There has been a little bit of a furore in general about political views and how social media is used in expressing them recently.  I've also noticed a few Christians get a bit frustrated about what's been appearing on Facebook from other believers and some fairly interesting if occasionally heated debates.

So four thoughts from me about how I want to engage with these kinds of things (something I concede I've not done perfectly):

1. Passion is Good

First, I'm quite encouraged to see people passionately trying to apply their faith to politics.  It's not the only area and not the most important area, but it's good to see people grapple with it and take it seriously.  If we're to love the Lord with all our heart, soul, mind and strength, then that applies in the area of politics too.

2. Overstatement is Bad

Second, both among Christians and non-Christians I've seen some surprising overstatement.  At its extreme its where someone implies that if you're a Tory supporter your a fascist, or if you're Labour supporter you're a communist.  But even at the less extreme end, you find all sorts of implications about people necessarily being selfish and hating the poor, or people not understanding basic maths or whatever.  Those kind of things are an overstatement (often one that shows a very poor understanding of where people are actually coming from).  In fact, sometimes to call this overstatement is too generous.  Now I understand that sometimes overstatement is useful in making a point clearly, but I think often it is a way of misrepresenting people and that is neither truthful nor kind.

3. Bad use of Evidence is Bad

Third, we need to be very careful how we use evidence, particularly on social media, where we're unlikely to be nuanced.  How many times have you read something and thought: "there's clearly an explanation for that from the other side."  I think the simplistic things said about foodbanks (the increase of use is more complicated than saying it's caused just by benefit reform), or the economy (there were quite a lot of factors in the recession) are an example.  And of course we don't have any data for how it would have been different had there been a different party in power!

There's a good academic principle, which is that you have to deal with the strongest position of your opponent.  That means you have to listen carefully to how they explain the evidence and explain why you think they're wrong dealing with their strongest arguments.  Stating something without qualification on the basis of evidence that could actually have a lot of explanations, is again not especially truthful and more likely to cause a bust up than a constructive discussion.

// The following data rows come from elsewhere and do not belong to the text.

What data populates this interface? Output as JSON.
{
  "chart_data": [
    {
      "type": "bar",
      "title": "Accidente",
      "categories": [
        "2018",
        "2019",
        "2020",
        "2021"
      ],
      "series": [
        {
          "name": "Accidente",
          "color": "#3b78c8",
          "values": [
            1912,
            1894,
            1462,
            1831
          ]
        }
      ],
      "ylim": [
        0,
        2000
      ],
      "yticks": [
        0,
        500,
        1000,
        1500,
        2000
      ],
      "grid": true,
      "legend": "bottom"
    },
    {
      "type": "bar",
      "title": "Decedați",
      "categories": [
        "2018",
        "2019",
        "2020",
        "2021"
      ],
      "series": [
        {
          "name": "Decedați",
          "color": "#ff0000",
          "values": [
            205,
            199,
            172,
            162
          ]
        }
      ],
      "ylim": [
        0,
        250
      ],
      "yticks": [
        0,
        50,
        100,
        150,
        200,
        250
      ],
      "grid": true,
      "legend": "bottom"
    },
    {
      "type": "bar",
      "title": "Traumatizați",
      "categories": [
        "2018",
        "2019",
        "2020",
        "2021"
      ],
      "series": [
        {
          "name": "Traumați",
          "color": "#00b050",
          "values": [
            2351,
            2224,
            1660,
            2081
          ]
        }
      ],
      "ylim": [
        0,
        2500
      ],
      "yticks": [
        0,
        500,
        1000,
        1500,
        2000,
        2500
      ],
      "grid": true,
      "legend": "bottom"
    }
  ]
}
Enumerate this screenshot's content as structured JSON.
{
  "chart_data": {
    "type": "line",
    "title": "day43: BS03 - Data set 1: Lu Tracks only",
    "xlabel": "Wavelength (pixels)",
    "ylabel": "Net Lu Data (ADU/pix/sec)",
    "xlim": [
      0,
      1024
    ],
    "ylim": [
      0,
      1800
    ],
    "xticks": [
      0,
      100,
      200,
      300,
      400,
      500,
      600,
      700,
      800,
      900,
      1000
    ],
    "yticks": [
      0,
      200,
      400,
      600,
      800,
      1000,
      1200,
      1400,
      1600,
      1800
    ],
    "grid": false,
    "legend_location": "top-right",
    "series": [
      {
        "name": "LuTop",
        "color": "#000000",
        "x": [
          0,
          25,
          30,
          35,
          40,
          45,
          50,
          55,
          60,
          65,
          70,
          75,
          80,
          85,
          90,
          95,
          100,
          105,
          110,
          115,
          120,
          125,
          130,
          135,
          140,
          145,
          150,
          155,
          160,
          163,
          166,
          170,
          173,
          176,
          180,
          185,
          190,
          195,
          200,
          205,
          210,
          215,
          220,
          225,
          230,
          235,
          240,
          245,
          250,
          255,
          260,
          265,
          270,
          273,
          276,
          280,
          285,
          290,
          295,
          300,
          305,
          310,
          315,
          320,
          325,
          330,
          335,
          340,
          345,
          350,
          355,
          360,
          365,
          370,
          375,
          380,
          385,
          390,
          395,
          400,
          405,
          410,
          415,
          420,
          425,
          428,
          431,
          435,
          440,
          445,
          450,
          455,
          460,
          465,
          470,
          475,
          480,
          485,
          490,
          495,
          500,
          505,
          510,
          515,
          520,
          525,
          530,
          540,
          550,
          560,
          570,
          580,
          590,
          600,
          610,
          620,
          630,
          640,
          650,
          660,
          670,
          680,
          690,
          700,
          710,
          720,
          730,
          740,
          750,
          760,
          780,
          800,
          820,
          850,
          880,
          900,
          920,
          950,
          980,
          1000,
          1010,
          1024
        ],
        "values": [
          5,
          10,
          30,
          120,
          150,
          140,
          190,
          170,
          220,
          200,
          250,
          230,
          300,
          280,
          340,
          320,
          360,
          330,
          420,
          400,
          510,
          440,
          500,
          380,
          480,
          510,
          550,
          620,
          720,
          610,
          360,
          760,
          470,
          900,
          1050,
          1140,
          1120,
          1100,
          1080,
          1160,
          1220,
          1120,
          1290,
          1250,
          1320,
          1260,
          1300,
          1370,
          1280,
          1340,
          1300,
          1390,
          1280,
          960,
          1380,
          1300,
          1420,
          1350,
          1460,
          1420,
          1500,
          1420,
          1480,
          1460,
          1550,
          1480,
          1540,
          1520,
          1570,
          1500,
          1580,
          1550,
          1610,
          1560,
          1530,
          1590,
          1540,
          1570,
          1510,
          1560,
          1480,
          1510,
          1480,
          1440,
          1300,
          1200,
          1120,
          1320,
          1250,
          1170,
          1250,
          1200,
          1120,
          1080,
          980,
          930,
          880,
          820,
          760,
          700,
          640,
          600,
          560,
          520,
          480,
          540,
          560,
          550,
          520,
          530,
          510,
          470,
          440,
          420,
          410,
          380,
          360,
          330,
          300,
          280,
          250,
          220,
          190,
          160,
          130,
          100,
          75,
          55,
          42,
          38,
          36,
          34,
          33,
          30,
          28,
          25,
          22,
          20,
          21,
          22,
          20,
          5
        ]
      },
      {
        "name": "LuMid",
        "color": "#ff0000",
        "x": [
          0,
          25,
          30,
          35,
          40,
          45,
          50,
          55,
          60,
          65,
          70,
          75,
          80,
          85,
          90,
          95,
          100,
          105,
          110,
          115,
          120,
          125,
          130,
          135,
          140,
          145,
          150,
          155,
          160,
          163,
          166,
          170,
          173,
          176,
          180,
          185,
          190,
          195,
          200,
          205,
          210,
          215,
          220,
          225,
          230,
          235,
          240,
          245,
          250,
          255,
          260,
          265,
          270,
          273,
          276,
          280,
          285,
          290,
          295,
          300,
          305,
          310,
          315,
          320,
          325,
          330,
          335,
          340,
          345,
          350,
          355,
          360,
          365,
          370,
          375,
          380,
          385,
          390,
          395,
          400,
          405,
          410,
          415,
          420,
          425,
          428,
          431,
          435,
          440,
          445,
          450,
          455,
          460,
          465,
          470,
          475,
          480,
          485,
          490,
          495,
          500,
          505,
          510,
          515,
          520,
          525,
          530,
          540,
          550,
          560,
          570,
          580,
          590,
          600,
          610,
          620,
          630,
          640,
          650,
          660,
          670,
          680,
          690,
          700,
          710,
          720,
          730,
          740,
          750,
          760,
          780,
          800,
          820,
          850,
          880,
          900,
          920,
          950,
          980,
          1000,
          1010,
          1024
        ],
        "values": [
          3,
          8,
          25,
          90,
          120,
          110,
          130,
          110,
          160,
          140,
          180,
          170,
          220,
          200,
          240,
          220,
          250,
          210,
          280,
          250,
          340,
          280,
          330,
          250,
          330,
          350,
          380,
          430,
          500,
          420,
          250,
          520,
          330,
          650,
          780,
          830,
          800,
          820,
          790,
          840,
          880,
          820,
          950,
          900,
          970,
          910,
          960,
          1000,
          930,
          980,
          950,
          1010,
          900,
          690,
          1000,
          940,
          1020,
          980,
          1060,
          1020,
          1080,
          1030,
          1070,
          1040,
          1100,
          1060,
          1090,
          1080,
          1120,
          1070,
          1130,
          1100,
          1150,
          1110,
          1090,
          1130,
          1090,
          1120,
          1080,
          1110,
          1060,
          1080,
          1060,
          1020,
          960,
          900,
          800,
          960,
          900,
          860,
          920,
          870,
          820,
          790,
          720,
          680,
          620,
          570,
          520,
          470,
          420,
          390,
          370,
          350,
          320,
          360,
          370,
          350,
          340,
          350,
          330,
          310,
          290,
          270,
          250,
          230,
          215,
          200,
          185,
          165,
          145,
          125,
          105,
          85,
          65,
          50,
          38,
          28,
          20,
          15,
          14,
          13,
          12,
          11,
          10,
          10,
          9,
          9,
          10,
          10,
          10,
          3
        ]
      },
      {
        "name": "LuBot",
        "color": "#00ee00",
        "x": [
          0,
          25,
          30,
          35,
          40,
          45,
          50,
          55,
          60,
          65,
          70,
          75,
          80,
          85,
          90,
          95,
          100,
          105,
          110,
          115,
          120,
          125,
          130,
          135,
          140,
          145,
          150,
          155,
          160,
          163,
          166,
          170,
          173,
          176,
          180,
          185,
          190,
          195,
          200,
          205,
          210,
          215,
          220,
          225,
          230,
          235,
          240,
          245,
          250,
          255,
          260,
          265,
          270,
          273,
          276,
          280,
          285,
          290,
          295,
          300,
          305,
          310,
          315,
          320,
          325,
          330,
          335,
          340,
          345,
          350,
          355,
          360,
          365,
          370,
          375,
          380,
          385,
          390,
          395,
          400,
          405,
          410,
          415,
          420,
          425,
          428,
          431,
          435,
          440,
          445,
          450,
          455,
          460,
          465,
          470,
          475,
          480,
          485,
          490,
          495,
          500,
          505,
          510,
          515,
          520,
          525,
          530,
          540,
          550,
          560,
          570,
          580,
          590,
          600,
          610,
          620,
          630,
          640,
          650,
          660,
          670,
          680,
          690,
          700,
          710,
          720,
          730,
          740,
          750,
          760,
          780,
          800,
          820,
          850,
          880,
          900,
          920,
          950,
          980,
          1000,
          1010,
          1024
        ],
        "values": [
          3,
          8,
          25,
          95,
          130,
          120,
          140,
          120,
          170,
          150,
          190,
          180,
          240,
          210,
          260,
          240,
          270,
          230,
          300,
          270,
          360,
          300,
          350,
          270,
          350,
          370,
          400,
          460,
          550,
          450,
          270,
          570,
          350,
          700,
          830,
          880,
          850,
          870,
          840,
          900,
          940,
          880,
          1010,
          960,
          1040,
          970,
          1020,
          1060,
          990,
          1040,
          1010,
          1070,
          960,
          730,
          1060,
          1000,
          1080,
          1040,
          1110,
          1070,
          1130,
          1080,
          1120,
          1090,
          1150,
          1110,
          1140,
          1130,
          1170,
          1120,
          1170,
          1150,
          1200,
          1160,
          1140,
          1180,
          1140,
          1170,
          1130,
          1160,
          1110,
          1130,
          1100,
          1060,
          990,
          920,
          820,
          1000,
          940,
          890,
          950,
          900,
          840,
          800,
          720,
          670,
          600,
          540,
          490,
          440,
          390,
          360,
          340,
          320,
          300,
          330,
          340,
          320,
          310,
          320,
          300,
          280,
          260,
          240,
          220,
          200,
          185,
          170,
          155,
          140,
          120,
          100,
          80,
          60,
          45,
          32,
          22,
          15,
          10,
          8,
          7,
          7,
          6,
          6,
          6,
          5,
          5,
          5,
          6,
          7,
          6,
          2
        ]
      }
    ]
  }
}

4. Social Media are Tricky

Finally, we have to accept the limitations of social media.  Trying to engage in a nuanced, careful and well reasoned argument on Twitter is probably well beyond most of us!  Falling down with respect to points 2 and 3 above is especially easy when writing quickly, in a short space of time and on your phone.  The problem is that passion tends to trump everything else and that is dangerous.

Now all I've written applies beyond discussions of politics and actually points 1-3 apply beyond the context of social media.  However, I think a General Election with a surprising result in the new world of social media has brought all those things to the fore.  It would be good to see Christians at the forefront of responsible and passionate engagement in politics and other issues using social media.